Effect of therapeutic femtosecond laser pulse energy, repetition rate, and numerical aperture on laser-induced second and third harmonic generation in corneal tissue.

Abstract

Clinical therapy incorporating femtosecond laser (FSL) devices is a quickly growing field in modern biomedical technology due to their precision and ability to generate therapeutic effects with substantially less laser pulse energy. FSLs have the potential to produce nonlinear optical effects such as harmonic generation (HG), especially in tissues with significant nonlinear susceptibilities such as the cornea. HG in corneal tissue has been demonstrated in nonlinear harmonic microscopy using low-power FSLs. Furthermore, the wavelength ranges of harmonic spectral emissions generated in corneal tissues are known to be phototoxic above certain intensities.
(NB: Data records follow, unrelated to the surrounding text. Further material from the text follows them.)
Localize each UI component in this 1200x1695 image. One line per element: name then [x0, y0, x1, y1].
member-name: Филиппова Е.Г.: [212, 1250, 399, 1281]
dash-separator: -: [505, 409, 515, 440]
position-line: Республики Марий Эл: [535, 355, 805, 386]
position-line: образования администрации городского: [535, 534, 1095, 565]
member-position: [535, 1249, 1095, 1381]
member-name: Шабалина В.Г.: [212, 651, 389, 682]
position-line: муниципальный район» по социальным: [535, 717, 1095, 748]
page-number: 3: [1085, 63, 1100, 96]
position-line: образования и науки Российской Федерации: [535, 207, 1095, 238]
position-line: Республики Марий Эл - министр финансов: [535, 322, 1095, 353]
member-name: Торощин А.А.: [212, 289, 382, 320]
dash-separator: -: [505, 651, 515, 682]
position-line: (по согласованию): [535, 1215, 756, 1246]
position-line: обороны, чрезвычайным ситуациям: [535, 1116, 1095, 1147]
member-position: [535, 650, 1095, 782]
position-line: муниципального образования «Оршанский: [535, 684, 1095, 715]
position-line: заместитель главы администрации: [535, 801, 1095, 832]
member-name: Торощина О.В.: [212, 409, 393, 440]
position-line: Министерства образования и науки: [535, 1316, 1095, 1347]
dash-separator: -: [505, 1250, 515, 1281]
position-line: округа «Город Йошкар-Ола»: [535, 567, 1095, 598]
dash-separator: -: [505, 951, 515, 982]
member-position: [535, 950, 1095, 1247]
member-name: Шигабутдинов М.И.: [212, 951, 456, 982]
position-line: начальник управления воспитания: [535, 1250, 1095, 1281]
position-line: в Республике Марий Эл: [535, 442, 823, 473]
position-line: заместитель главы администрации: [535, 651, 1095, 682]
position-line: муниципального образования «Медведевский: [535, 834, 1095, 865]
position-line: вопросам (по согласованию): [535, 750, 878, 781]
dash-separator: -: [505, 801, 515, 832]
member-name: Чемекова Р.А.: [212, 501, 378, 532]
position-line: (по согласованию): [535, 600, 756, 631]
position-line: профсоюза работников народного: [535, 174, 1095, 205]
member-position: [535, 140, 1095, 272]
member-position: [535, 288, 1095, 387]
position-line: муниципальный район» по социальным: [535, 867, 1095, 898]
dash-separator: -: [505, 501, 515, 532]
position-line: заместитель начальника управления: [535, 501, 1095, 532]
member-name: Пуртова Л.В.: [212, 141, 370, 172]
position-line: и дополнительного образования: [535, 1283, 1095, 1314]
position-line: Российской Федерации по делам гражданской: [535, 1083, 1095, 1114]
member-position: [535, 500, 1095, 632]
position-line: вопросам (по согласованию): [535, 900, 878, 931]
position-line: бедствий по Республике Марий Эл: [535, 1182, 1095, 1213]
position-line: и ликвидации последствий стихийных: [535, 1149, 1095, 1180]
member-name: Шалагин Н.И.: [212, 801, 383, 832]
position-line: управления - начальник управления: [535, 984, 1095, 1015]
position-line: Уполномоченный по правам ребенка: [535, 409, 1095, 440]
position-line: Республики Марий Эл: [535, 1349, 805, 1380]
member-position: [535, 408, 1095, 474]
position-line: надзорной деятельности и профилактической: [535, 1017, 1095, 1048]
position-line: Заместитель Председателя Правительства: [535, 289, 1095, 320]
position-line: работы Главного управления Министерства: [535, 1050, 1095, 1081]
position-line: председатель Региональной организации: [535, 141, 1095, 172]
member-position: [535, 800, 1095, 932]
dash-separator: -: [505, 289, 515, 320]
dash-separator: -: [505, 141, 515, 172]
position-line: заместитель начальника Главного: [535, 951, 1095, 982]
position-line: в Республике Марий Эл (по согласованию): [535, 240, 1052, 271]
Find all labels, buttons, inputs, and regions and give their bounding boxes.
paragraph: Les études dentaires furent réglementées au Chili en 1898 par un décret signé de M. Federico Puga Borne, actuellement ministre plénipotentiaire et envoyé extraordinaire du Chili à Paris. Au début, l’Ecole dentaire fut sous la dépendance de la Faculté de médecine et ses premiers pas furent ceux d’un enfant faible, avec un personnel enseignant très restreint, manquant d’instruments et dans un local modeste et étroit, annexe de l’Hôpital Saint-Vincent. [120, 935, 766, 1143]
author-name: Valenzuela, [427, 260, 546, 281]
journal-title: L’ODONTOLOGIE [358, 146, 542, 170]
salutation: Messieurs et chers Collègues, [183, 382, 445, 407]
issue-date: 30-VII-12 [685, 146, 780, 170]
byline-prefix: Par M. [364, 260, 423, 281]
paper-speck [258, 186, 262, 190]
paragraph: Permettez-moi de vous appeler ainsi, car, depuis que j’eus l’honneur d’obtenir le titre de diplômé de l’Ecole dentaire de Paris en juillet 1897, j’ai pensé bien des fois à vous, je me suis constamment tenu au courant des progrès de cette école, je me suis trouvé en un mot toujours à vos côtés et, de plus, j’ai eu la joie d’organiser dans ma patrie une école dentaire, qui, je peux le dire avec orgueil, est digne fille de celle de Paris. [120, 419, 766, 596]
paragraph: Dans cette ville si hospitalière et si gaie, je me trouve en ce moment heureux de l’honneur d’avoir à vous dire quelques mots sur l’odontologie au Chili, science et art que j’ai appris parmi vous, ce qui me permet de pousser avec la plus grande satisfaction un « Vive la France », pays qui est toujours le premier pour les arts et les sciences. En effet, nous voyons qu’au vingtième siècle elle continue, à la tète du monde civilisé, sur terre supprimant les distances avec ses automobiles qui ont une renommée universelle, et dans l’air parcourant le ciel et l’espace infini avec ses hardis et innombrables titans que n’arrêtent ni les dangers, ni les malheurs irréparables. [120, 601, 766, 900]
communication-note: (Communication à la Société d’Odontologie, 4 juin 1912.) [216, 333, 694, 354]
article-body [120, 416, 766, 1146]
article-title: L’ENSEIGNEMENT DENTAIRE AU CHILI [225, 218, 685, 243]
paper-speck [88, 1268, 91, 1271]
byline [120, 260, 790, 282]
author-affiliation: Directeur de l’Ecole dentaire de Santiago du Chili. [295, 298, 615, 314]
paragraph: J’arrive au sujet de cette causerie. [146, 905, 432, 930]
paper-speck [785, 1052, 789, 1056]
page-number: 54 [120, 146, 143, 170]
We have investigated how the critical FSL parameters pulse energy, pulse repetition rate, and numerical aperture influence both second (SHG) and third harmonic generation (THG) in corneal tissue. Experimental results demonstrated corresponding increases in HG intensity with increasing repetition rate and numerical aperture. HG duration decreased with increasing repetition rate and pulse energy. The data also demonstrated a significant difference in HG between FSL parameters representing the two most common classes of FSL therapeutic devices.